One way to get evidence of counsel's trial strategy or other matters in the record on direct appeal is through a motion for new trial. Here, Harper filed a motion for new trial, but he did not allege that his trial counsel was ineffective.
As in this case, trial counsel's failure to file pretrial motions is not categorically deemed ineffective assistance because trial counsel could have reasonably determined that there was no benefit in filing the motions. See Hammond v. State, 942 S.W.2d 703, 710 (Tex. App.-Houston [14th Dist.] 1997, no pet.). Specifically, Harper complains that his trial counsel failed to file a motion for discovery or an election as to who would determine his punishment. Harper merely speculates as to what may or may not have occurred had those motions been filed. Moreover, he has not shown that the trial court would have ruled in his favor or how a favorable ruling would have changed the outcome of his case. Accordingly, Harper has not satisfied either of the Strickland prongs.

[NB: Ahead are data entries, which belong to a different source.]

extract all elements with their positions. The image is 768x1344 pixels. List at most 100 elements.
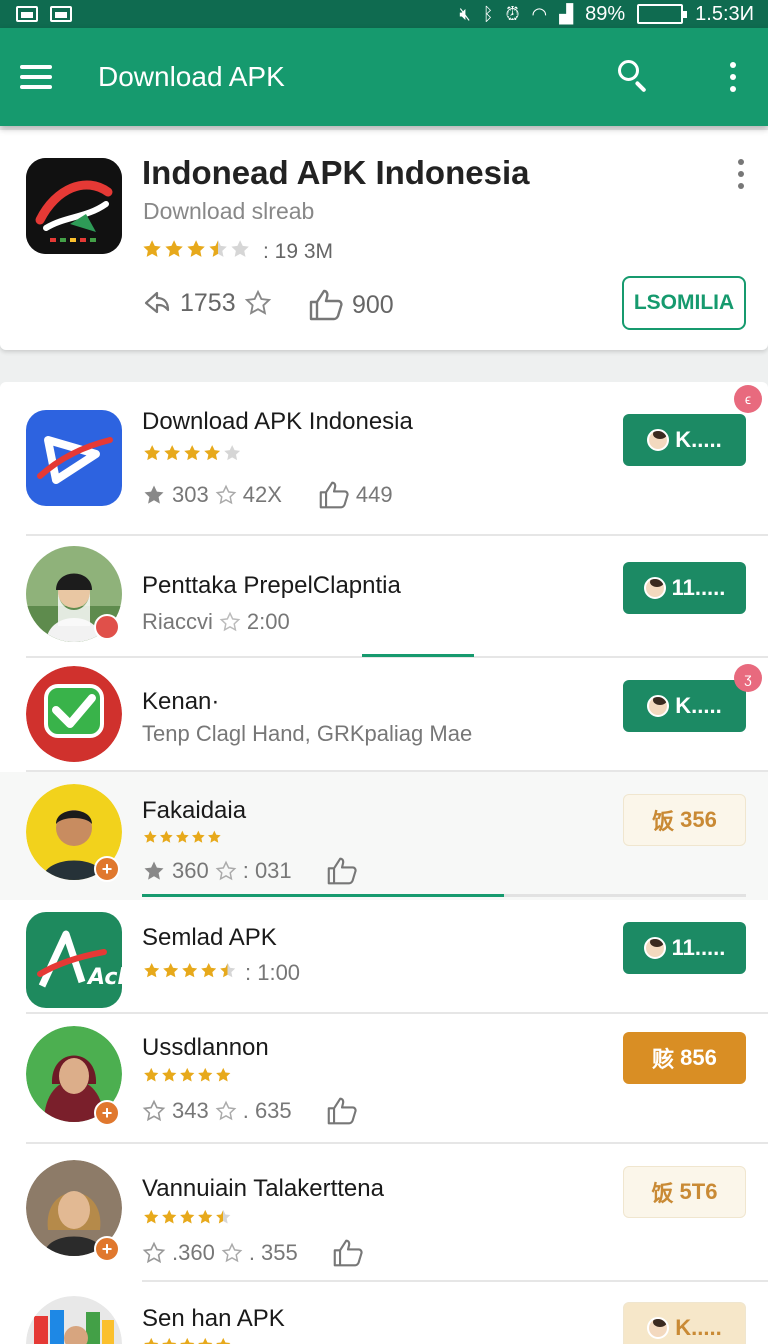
download-progress	[362, 654, 474, 657]
app-bar: Download APK	[0, 28, 768, 126]
download-button[interactable]: K.....	[623, 680, 746, 732]
price-button[interactable]: 赅 856	[623, 1032, 746, 1084]
star-icon	[144, 962, 160, 978]
app-duration: 2:00	[246, 609, 290, 634]
star-icon	[208, 830, 221, 843]
star-icon	[180, 1337, 195, 1344]
downloads-count: .360	[172, 1240, 215, 1265]
battery-percent: 89%	[585, 2, 626, 25]
star-icon	[162, 1209, 177, 1224]
avatar	[643, 937, 666, 959]
bluetooth-icon: ᛒ	[482, 4, 494, 24]
reviews-count: . 635	[242, 1098, 292, 1123]
star-outline-icon	[221, 1242, 243, 1264]
status-bar: 🔇︎ ᛒ ⏰︎ ◠ ▟ 89% 1.5:3И	[0, 0, 768, 28]
featured-app-icon[interactable]	[26, 158, 122, 254]
avatar	[643, 577, 666, 599]
menu-icon[interactable]	[20, 59, 56, 95]
star-icon	[204, 445, 221, 461]
app-icon[interactable]	[26, 666, 122, 762]
app-bar-title: Download APK	[98, 61, 285, 92]
star-icon	[198, 1209, 213, 1224]
app-title: Vannuiain Talakerttena	[142, 1175, 384, 1202]
downloads-count: 303	[172, 482, 209, 507]
star-icon	[184, 445, 201, 461]
price-button[interactable]: 饭 356	[623, 794, 746, 846]
app-icon[interactable]: Acb	[26, 912, 122, 1008]
star-icon	[231, 240, 249, 257]
star-outline-icon	[215, 484, 237, 506]
price-button-label: 5T6	[679, 1179, 718, 1204]
star-icon	[180, 1209, 195, 1224]
thumbs-up-icon	[326, 856, 358, 886]
rating-stars-graphic	[144, 1067, 231, 1082]
avatar	[647, 695, 670, 717]
star-outline-icon	[244, 289, 272, 317]
download-button-label: K.....	[675, 1315, 722, 1340]
download-button[interactable]: K.....	[623, 414, 746, 466]
rating-stars	[142, 1066, 234, 1089]
featured-app-likes-count: 900	[352, 290, 394, 319]
star-outline-icon	[215, 860, 237, 882]
search-icon[interactable]	[612, 55, 656, 99]
star-icon	[144, 1337, 159, 1344]
app-category: Riaccvi	[142, 609, 213, 634]
app-title: Kenan·	[142, 688, 220, 715]
star-icon	[216, 1209, 231, 1224]
star-icon	[216, 1337, 231, 1344]
rating-stars	[142, 1336, 234, 1344]
app-icon[interactable]	[26, 410, 122, 506]
star-icon	[164, 445, 181, 461]
add-icon[interactable]: +	[94, 1236, 120, 1262]
rating-stars-graphic	[143, 240, 249, 257]
app-tagline: Tenp Clagl Hand, GRKpaliag Mae	[142, 721, 473, 746]
app-title: Sen han APK	[142, 1305, 285, 1332]
more-options-icon[interactable]	[718, 55, 748, 99]
download-button[interactable]: 11.....	[623, 922, 746, 974]
app-title: Download APK Indonesia	[142, 408, 413, 435]
download-button[interactable]: K.....	[623, 1302, 746, 1344]
download-button-label: K.....	[675, 427, 722, 452]
star-icon	[198, 1067, 213, 1082]
star-icon	[198, 1337, 213, 1344]
star-icon	[209, 240, 227, 257]
download-progress	[142, 894, 746, 897]
star-icon	[144, 830, 157, 843]
add-icon[interactable]: +	[94, 1100, 120, 1126]
star-icon	[143, 240, 161, 257]
star-icon	[182, 962, 198, 978]
thumbs-up-icon	[332, 1238, 364, 1268]
rating-stars-graphic	[144, 445, 241, 461]
gallery-icon	[16, 6, 38, 22]
star-icon	[192, 830, 205, 843]
star-outline-icon	[219, 611, 241, 633]
featured-app-more-icon[interactable]	[726, 152, 756, 196]
price-button-label: 356	[680, 807, 717, 832]
app-title: Semlad APK	[142, 924, 277, 951]
clock: 1.5:3И	[695, 2, 754, 25]
mute-icon: 🔇︎	[459, 4, 471, 24]
rating-stars-graphic	[144, 830, 221, 843]
download-button-label: K.....	[675, 693, 722, 718]
thumbs-up-icon	[326, 1096, 358, 1126]
add-icon[interactable]: +	[94, 856, 120, 882]
alarm-icon: ⏰︎	[505, 4, 520, 24]
reviews-count: . 355	[248, 1240, 298, 1265]
downloads-count: 343	[172, 1098, 209, 1123]
price-button[interactable]: 饭 5T6	[623, 1166, 746, 1218]
rating-stars	[142, 960, 239, 986]
featured-app-rating: : 19 3M	[141, 238, 333, 266]
svg-text:Acb: Acb	[86, 965, 122, 990]
price-glyph: 赅	[652, 1047, 675, 1072]
download-button[interactable]: 11.....	[623, 562, 746, 614]
rating-stars-graphic	[144, 1209, 231, 1224]
app-duration: : 1:00	[245, 960, 301, 985]
likes-count: 449	[355, 482, 393, 507]
star-outline-icon	[215, 1100, 237, 1122]
rating-stars	[142, 1208, 234, 1231]
star-icon	[162, 1337, 177, 1344]
featured-app-action-button[interactable]: LSOMILIA	[622, 276, 746, 330]
rating-stars-graphic	[144, 962, 236, 978]
app-stats: 303 42X 449	[142, 480, 393, 510]
star-icon	[144, 445, 161, 461]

Contrary to Harper's assertion, on October 6, 2020, he filed a written election to have his punishment assessed by the jury.

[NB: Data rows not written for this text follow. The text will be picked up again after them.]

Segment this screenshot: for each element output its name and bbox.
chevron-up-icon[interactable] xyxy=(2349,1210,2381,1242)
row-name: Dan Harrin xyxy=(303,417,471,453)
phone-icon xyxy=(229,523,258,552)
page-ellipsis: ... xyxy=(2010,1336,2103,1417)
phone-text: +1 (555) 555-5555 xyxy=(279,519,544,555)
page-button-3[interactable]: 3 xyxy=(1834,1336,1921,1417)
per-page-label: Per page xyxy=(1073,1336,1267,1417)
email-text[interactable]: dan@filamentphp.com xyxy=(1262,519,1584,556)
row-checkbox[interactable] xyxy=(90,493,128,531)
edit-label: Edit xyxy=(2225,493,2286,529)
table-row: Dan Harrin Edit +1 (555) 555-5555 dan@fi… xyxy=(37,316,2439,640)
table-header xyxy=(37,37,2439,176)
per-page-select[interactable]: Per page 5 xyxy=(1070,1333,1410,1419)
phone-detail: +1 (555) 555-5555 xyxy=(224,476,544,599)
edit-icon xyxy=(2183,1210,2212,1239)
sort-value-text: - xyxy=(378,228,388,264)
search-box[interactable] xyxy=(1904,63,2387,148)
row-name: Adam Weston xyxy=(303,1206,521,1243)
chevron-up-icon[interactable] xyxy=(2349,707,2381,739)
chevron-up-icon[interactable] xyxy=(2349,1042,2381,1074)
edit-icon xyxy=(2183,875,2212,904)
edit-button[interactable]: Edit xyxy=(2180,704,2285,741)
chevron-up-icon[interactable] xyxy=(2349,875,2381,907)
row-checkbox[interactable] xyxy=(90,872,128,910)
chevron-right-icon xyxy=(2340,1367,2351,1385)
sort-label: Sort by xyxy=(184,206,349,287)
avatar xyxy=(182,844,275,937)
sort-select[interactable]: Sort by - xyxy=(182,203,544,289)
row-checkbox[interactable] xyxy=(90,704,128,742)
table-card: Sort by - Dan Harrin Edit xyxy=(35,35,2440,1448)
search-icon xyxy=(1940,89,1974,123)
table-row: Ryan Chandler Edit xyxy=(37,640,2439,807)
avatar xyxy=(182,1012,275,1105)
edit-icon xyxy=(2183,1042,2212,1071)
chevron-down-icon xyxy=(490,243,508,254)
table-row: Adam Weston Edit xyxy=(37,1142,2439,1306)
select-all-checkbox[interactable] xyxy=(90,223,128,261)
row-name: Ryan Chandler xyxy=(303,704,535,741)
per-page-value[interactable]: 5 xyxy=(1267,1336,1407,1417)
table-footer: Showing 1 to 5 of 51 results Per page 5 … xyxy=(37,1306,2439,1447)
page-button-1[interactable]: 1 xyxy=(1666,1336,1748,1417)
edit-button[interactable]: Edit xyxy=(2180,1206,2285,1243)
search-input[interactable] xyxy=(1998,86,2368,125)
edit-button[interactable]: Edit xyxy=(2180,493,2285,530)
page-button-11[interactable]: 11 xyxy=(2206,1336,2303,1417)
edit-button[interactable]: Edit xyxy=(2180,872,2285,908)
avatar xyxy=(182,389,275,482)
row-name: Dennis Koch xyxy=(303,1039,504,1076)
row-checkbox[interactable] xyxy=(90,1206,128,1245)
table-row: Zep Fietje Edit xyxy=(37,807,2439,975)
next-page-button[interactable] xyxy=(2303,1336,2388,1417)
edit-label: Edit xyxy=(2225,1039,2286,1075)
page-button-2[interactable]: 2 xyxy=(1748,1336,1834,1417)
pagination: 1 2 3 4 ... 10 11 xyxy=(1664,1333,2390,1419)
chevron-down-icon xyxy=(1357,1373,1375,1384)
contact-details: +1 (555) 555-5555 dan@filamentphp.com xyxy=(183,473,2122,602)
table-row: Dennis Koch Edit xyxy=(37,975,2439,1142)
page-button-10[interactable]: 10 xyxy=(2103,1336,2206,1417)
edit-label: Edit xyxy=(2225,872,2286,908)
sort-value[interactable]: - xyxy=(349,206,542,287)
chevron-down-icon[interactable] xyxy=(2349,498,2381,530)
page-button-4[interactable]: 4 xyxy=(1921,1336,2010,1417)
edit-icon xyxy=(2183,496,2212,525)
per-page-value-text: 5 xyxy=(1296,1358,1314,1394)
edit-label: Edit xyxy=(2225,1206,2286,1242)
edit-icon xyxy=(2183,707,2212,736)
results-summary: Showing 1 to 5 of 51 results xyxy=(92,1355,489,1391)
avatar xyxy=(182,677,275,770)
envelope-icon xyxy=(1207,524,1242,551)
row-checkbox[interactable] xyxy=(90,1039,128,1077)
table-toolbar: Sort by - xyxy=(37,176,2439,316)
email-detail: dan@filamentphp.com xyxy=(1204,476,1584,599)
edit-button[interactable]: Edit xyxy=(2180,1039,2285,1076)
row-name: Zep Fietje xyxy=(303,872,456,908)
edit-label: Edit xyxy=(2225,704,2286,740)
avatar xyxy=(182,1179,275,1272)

Next, Harper contends that his counsel was ineffective because he did not cross-examine the State's witnesses. Yet, several of the State's witnesses were Harper's alleged victims. Questioning sympathetic witnesses, such as Sarah, Sue, and Diedre, could have been a risky trial strategy. It is counsel's job to balance the risks against any potential gain of cross-examination. See Coble v. State, 501 S.W.2d 344, 346 (Tex. Crim. App. 1973). This is especially so when, as here, the witnesses may have appeared to be in a vulnerable position, in which case, the jury could have been offended by counsel's questioning. Many reasonable lawyers might have determined that cross-examining the alleged victims carried with it too high of a risk.
Moreover, counsel's decision not to cross-examine the remaining State's witnesses also could have been the result of legitimate trial strategy. The record contains no suggestion that cross-examination could have gained Harper any traction; in fact, it could have brought to light even more damaging information from the victim and the other girls. Plus, if counsel had been unsuccessful in his cross-examination, his questioning could have served to bolster the credibility of the State's witnesses or emphasize their testimony. Unless there was a good basis on which to cross-examine the State's witnesses-and the record contains no hint of any such good basis-it could have been more effective to refrain from doing so to try to minimize the impact of that testimony. While Harper speculates as to what specific witnesses might have said on cross-examination or presumes that nothing could have been lost by cross-examining them, it is just that, speculation. Regardless, without evidence of what the witnesses would have said, Harper's generalizations cannot be validly assessed, much less serve as a basis for finding ineffective assistance of counsel.
Accordingly, we overrule Harper's sole point of error.
We affirm the judgment of the trial court.